Capítulo 8

 

 

 

 

 

EL INFORME reveló que su verdadero nombre era Jane Cooper. La única hija de Scott y Tess Cooper, dos adolescentes de diecisiete años que se habían fugado de su ciudad natal en Tasmania para vivir juntos en Hobart y que nunca volvieron a ser aceptados por sus familias. Un magistrado les permitió casarse cuando Tess se quedó embarazada a los dieciocho.

Jane nació en Hobart pero la familia pronto se trasladó a Keats Ridge, al oeste de Tasmania. Allí su padre trabajó durante varios años en la construcción de una presa cercana. Una vez que la presa estuvo terminada las posibilidades de empleo desaparecieron y Keats Ridge se convirtió casi en un pueblo fantasma. La familia se mantuvo gracias a la Seguridad Social hasta que Jane cumplió los once años.

Charles frunció el ceño al leer eso. ¿Por qué aquel hombre no se mudó a algún sitio donde hubiera trabajo? ¿Qué era lo que le pasaba? ¿Es que no tenía agallas, o metas, o sentido común?

Al parecer no.

Charles volvió a centrar su atención en el informe y siguió leyendo.

La madre de Jane nunca había trabajado, salvo un escaso periodo de tiempo en una tetería local. Aunque el investigador no había logrado fotografías de ella, la gente del lugar decía que Tess Cooper era una mujer muy hermosa con una estupenda melena rubia y un cuerpo de escándalo. Decían que Jane era la viva imagen de su madre.

Jane fue a la escuela de primaria local y luego al instituto, donde su asistencia fue mínima. Pasó la escuela pero nunca terminó el instituto. Su madre murió de cáncer de pulmón cuando ella tenía diecisiete años. La gente del lugar decía que Tess Cooper estuvo enferma durante años. Existía el rumor de que el cáncer se había iniciado en otra parte pero que luego se había extendido a los pulmones, donde había sido terminal. Se decía que, hacia el final de la enfermedad, Jane había dejado de ir a clase definitivamente para cuidar de su madre, que murió a la edad de treinta y cinco años. Scott Cooper, también según la gente del lugar, había sido una carga para su familia y se había pasado los años bebiendo en el único hotel del pueblo que funcionaba.
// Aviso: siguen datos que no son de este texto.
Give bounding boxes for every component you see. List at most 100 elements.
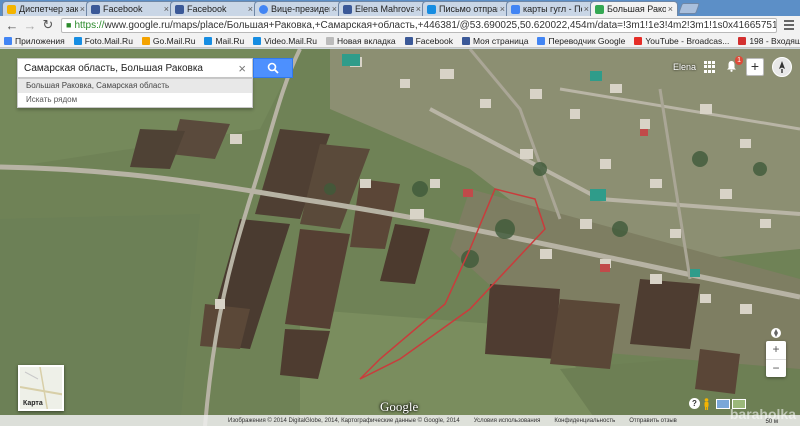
bookmark-go-mail[interactable]: Go.Mail.Ru xyxy=(141,35,196,46)
bookmark-mail-ru[interactable]: Mail.Ru xyxy=(204,36,244,46)
map-type-switcher[interactable]: Карта xyxy=(18,365,64,411)
back-button[interactable]: ← xyxy=(3,17,21,33)
close-icon[interactable]: × xyxy=(238,61,246,76)
search-input[interactable]: Самарская область, Большая Раковка × xyxy=(17,58,253,78)
user-name[interactable]: Elena xyxy=(673,62,696,72)
lock-icon: ■ xyxy=(66,20,72,30)
url-text: www.google.ru/maps/place/Большая+Раковка… xyxy=(104,19,777,31)
tab-bookmark-manager[interactable]: Диспетчер заклад × xyxy=(2,1,90,16)
bookmark-apps[interactable]: Приложения xyxy=(4,36,65,46)
hamburger-line xyxy=(784,28,794,30)
tab-elena-mahrova[interactable]: Elena Mahrova × xyxy=(338,1,426,16)
arrow-right-icon: → xyxy=(23,17,37,33)
bookmark-label: Foto.Mail.Ru xyxy=(84,35,133,46)
tab-title: Диспетчер заклад xyxy=(19,4,78,14)
bookmark-yandex-inbox[interactable]: 198 - Входящие — Я... xyxy=(738,36,800,46)
search-button[interactable] xyxy=(253,58,293,78)
facebook-icon xyxy=(461,36,470,45)
hamburger-line xyxy=(784,24,794,26)
close-icon[interactable]: × xyxy=(668,4,673,14)
search-icon xyxy=(267,62,279,74)
google-logo: Google xyxy=(380,399,419,414)
chrome-menu-button[interactable] xyxy=(781,18,797,32)
tab-title: Вице-президент xyxy=(271,4,330,14)
bookmark-youtube[interactable]: YouTube - Broadcas... xyxy=(634,36,729,46)
bookmarks-bar: Приложения Foto.Mail.Ru Go.Mail.Ru Mail.… xyxy=(0,34,800,48)
google-search-icon xyxy=(511,4,520,14)
tab-vice-president[interactable]: Вице-президент × xyxy=(254,1,342,16)
address-bar[interactable]: ■ https://www.google.ru/maps/place/Больш… xyxy=(61,17,777,33)
compass-icon[interactable] xyxy=(766,327,786,339)
bookmark-my-page[interactable]: Моя страница xyxy=(461,36,528,46)
youtube-icon xyxy=(634,36,643,45)
facebook-icon xyxy=(91,4,100,14)
mailru-icon xyxy=(73,36,82,45)
tab-google-maps-search[interactable]: карты гугл - Пои × xyxy=(506,1,594,16)
bookmark-label: Facebook xyxy=(415,35,453,46)
watermark-text: baraholka xyxy=(729,406,796,422)
bookmark-new-tab[interactable]: Новая вкладка xyxy=(326,36,396,46)
help-button[interactable]: ? xyxy=(689,398,700,409)
share-plus-button[interactable]: + xyxy=(746,58,764,76)
satellite-map[interactable]: Самарская область, Большая Раковка × Бол… xyxy=(0,49,800,426)
avatar[interactable] xyxy=(772,57,792,77)
bookmark-label: Новая вкладка xyxy=(337,35,396,46)
notifications-bell-icon[interactable]: 1 xyxy=(724,56,743,74)
facebook-icon xyxy=(343,4,352,14)
bookmark-foto-mail[interactable]: Foto.Mail.Ru xyxy=(73,35,133,46)
pegman-icon[interactable] xyxy=(703,398,710,410)
page-icon xyxy=(326,36,335,45)
tab-facebook-1[interactable]: Facebook × xyxy=(86,1,174,16)
bookmark-label: Приложения xyxy=(15,35,65,46)
close-icon[interactable]: × xyxy=(248,4,253,14)
feedback-link[interactable]: Отправить отзыв xyxy=(629,418,677,424)
tab-mail-sent[interactable]: Письмо отправл × xyxy=(422,1,510,16)
bookmark-video-mail[interactable]: Video.Mail.Ru xyxy=(253,36,317,46)
attribution-text: Изображения © 2014 DigitalGlobe, 2014, К… xyxy=(228,417,460,424)
bookmark-label: Mail.Ru xyxy=(215,35,245,46)
bookmark-facebook[interactable]: Facebook xyxy=(404,35,453,46)
tab-title: Письмо отправл xyxy=(439,4,498,14)
search-input-value: Самарская область, Большая Раковка xyxy=(24,62,203,74)
chrome-icon xyxy=(259,4,268,14)
maps-icon xyxy=(595,4,604,14)
suggestion-item[interactable]: Большая Раковка, Самарская область xyxy=(18,79,252,93)
close-icon[interactable]: × xyxy=(500,4,505,14)
close-icon[interactable]: × xyxy=(164,4,169,14)
privacy-link[interactable]: Конфиденциальность xyxy=(554,418,615,424)
bookmark-label: Go.Mail.Ru xyxy=(152,35,196,46)
close-icon[interactable]: × xyxy=(416,4,421,14)
zoom-in-button[interactable]: + xyxy=(766,341,786,359)
url-scheme: https:// xyxy=(74,19,105,31)
zoom-out-button[interactable]: − xyxy=(766,359,786,377)
map-footer: Изображения © 2014 DigitalGlobe, 2014, К… xyxy=(0,415,800,426)
tab-strip: Диспетчер заклад × Facebook × Facebook ×… xyxy=(0,0,800,16)
facebook-icon xyxy=(175,4,184,14)
tab-title: карты гугл - Пои xyxy=(523,4,582,14)
question-mark-icon: ? xyxy=(692,399,697,408)
reload-icon: ↻ xyxy=(42,17,54,32)
mailru-icon xyxy=(141,36,150,45)
tab-facebook-2[interactable]: Facebook × xyxy=(170,1,258,16)
arrow-left-icon: ← xyxy=(5,17,19,33)
forward-button[interactable]: → xyxy=(21,17,39,33)
tab-title: Facebook xyxy=(187,4,227,14)
close-icon[interactable]: × xyxy=(80,4,85,14)
reload-button[interactable]: ↻ xyxy=(39,17,57,33)
close-icon[interactable]: × xyxy=(584,4,589,14)
zoom-controls: + − xyxy=(766,341,786,377)
translate-icon xyxy=(537,36,546,45)
bookmark-label: Video.Mail.Ru xyxy=(264,35,318,46)
mailru-icon xyxy=(253,36,262,45)
terms-link[interactable]: Условия использования xyxy=(474,418,541,424)
mail-icon xyxy=(427,4,436,14)
suggestion-search-nearby[interactable]: Искать рядом xyxy=(18,93,252,107)
new-tab-button[interactable] xyxy=(677,3,701,14)
close-icon[interactable]: × xyxy=(332,4,337,14)
yandex-mail-icon xyxy=(738,36,747,45)
tab-bolshaya-rakovka[interactable]: Большая Раковк × xyxy=(590,1,678,16)
apps-grid-icon[interactable] xyxy=(704,61,716,73)
bookmark-google-translate[interactable]: Переводчик Google xyxy=(537,36,625,46)
tab-title: Facebook xyxy=(103,4,143,14)
photos-icon[interactable] xyxy=(716,399,730,409)
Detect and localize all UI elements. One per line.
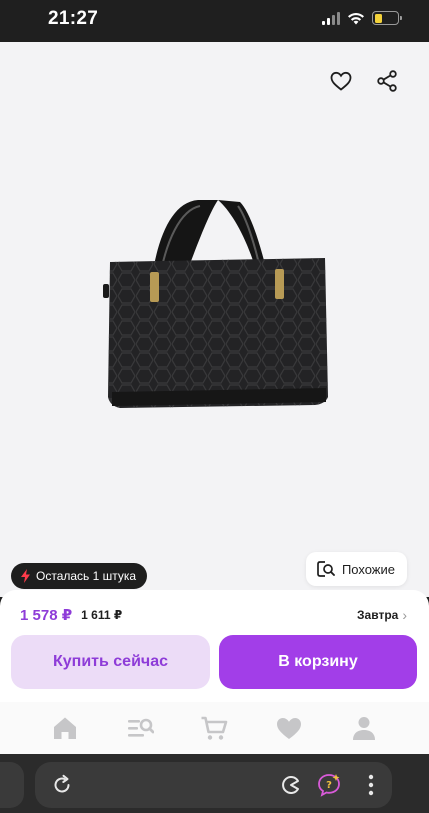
browser-extension-icon[interactable]	[281, 775, 301, 795]
lightning-icon	[21, 569, 30, 583]
svg-text:?: ?	[326, 780, 332, 791]
wifi-icon	[348, 12, 364, 25]
ai-assistant-icon[interactable]: ?	[316, 772, 342, 798]
buy-now-button[interactable]: Купить сейчас	[11, 635, 210, 689]
similar-products-button[interactable]: Похожие	[305, 552, 407, 586]
purchase-panel: 1 578 ₽ 1 611 ₽ Завтра › Купить сейчас В…	[0, 590, 429, 702]
battery-icon	[372, 11, 402, 25]
product-actions	[329, 69, 399, 93]
product-gallery[interactable]: Осталась 1 штука Похожие	[0, 42, 429, 597]
cellular-signal-icon	[322, 11, 340, 25]
stock-badge-label: Осталась 1 штука	[36, 569, 137, 583]
favorite-heart-icon[interactable]	[329, 69, 353, 93]
home-icon[interactable]	[51, 714, 79, 742]
stock-badge: Осталась 1 штука	[11, 563, 148, 589]
more-options-icon[interactable]	[368, 774, 374, 796]
old-price: 1 611 ₽	[81, 608, 123, 622]
product-image[interactable]	[100, 192, 335, 417]
favorites-icon[interactable]	[275, 714, 303, 742]
delivery-date-link[interactable]: Завтра ›	[357, 607, 407, 623]
status-bar: 21:27	[0, 0, 429, 42]
image-search-icon	[317, 561, 335, 577]
share-icon[interactable]	[375, 69, 399, 93]
similar-products-label: Похожие	[341, 561, 395, 577]
chevron-right-icon: ›	[402, 607, 407, 623]
cart-icon[interactable]	[200, 714, 228, 742]
profile-icon[interactable]	[350, 714, 378, 742]
reload-icon[interactable]	[51, 774, 73, 796]
price-row: 1 578 ₽ 1 611 ₽ Завтра ›	[20, 606, 407, 624]
add-to-cart-button[interactable]: В корзину	[219, 635, 417, 689]
tab-bar	[0, 702, 429, 754]
status-time: 21:27	[48, 8, 99, 29]
delivery-date-label: Завтра	[357, 608, 399, 622]
catalog-search-icon[interactable]	[126, 714, 154, 742]
status-icons	[322, 11, 402, 25]
previous-tab-preview[interactable]	[0, 762, 24, 808]
current-price: 1 578 ₽	[20, 607, 73, 624]
address-bar[interactable]: ?	[35, 762, 392, 808]
browser-toolbar: ?	[0, 754, 429, 813]
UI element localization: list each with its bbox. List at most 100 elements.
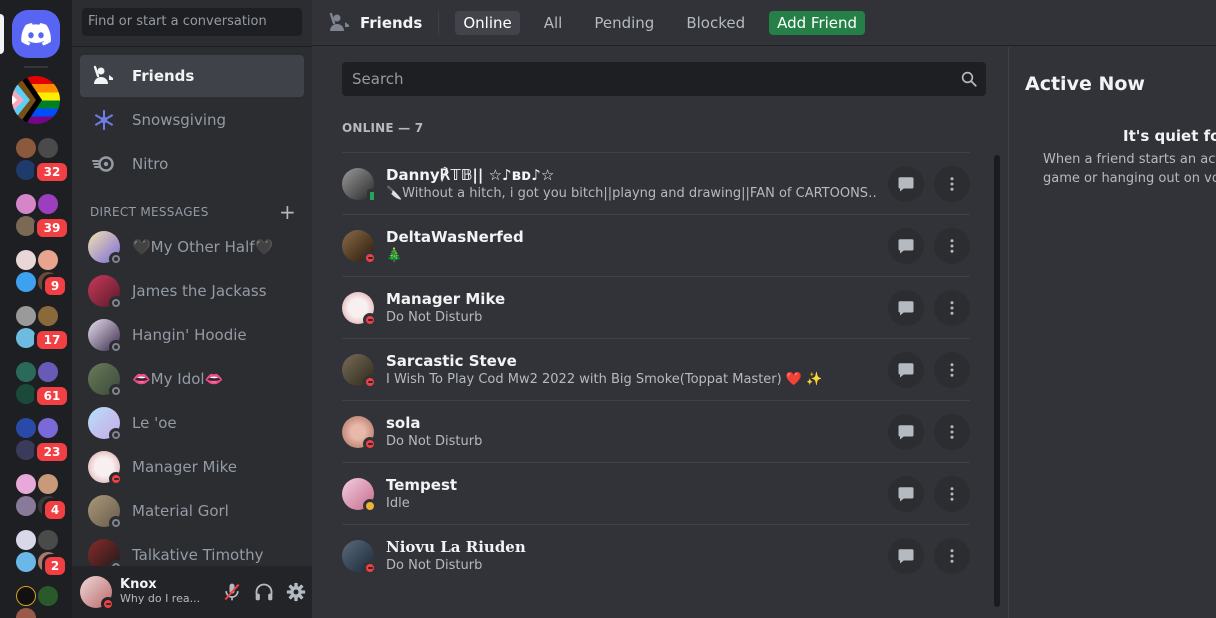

Tras la muerte de su madre, Jane se fue a Launceston, donde trabajó en una tienda de comida rápida. A los dieciocho se mudó a tierra firme y encontró trabajo como asistenta en un hotel de Melbourne. Poco después se cambió el nombre por el de Dominique y comenzó a ir a la escuela nocturna, haciendo cursos de secretariado e informática para empezar, y luego consiguiendo varios diplomas en ventas y marketing.

Durante los seis años siguientes trabajó por su cuenta en el negocio de la hostelería, ejerciendo de relaciones públicas en varios hoteles de Melbourne antes de conseguir trabajo como asistente personal de Jonathon Hall a los veintiséis años. Ese trabajo le había durado dos años.

Charles no necesitaba leer lo que le había ocurrido al mudarse a Sidney. Esa parte ya se la sabía.

Los detalles reales sobre la infancia y la vida laboral de Dominique iban seguidos por las transcripciones de las conversaciones grabadas con algunas de las personas de su pasado, diez en total. Charles no tenía tiempo de escuchar las cintas en ese momento, Dominique había dicho que la cena estaría lista en una hora, así que echó un vistazo a las transcripciones.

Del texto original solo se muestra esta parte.